Bunga kopi berukuran kecil, mahkotanya berwarna putih dan berbau
harum semerbak. Kelopak bunga berwarna hijau, pangkalnya menutupi bakal buah yang
mengandung dua bakal biji. Benangsarinya terdiri dari 5-7 tangkai yang berukuran pendek.
Bila bunga sudah dewasa, kelopak dan mahkotanya akan membuka dan segera mengadakan
penyerbukan (peristiwa bertemunya tepungsari dan putik). Setelah terjadi penyerbukan,
secara perlahan-lahan bunga akan berkembang menjadi buah. Mula-mula mahkota bunga tampak
mengering dan berguguran. Kemudian kulit buah yang berwarna hijau makin lama makin
membesar. bila sudah tua kulit ini akan berubah menguning dan akhirnya menjadi merah tua.
waktu yang diperlukan sejak terbentuknya bunga hingga buah menjadi matang ± 6-11 bulan, tergantung dari jenis dan faktor-faktor lingkungannya.
Kopi arabika membutuhkan waktu 6-8 bulan, sedangkan kopi robusta 8-11 bulan.

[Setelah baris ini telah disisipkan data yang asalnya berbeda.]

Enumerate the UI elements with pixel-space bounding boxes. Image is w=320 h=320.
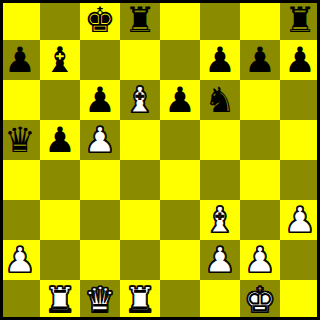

Bunga kopi biasanya akan mekar pada permulaan musim kemarau
sehingga pada akhir musim kemarau telah berkembang menjadi buah yang siap dipetik. Pada
awal hujan, cabang primer akan memanjang dan membentuk daun-daun baru yang siap
mengeluarkan bunga pada awal musim kemarau mendatang. Menurut cara penyerbukannya, kopi
dibedakan menjadi 2 (dua) jenis, yaitu kopi self steril dan kopi self fertil.
Kopi self steril adalah jenis kopi yang tidak akan menghasilkan buah bila bunganya
mengadakan penyerbukannya sendiri (tepung sari berasal dari jenis kopi yang sama). Kopi self
steril ini baru menghasilkan buah bila bunganya menyerbuk silang (tepung sari berasal
dari kopi jenis lainnya). Oleh karena itu tanaman kopi ini harus ditanam bersamaan dengan
kopi jenis lainnya sehingga penyerbukan silang bisa berlangsung. Kopi self fertil adalah
kopi yang mampu menghasilkan buah bila mengadakan penyerbukan sendiri sehingga tidak harus
ditanam bersamaan dengan kopi jenis lainnya.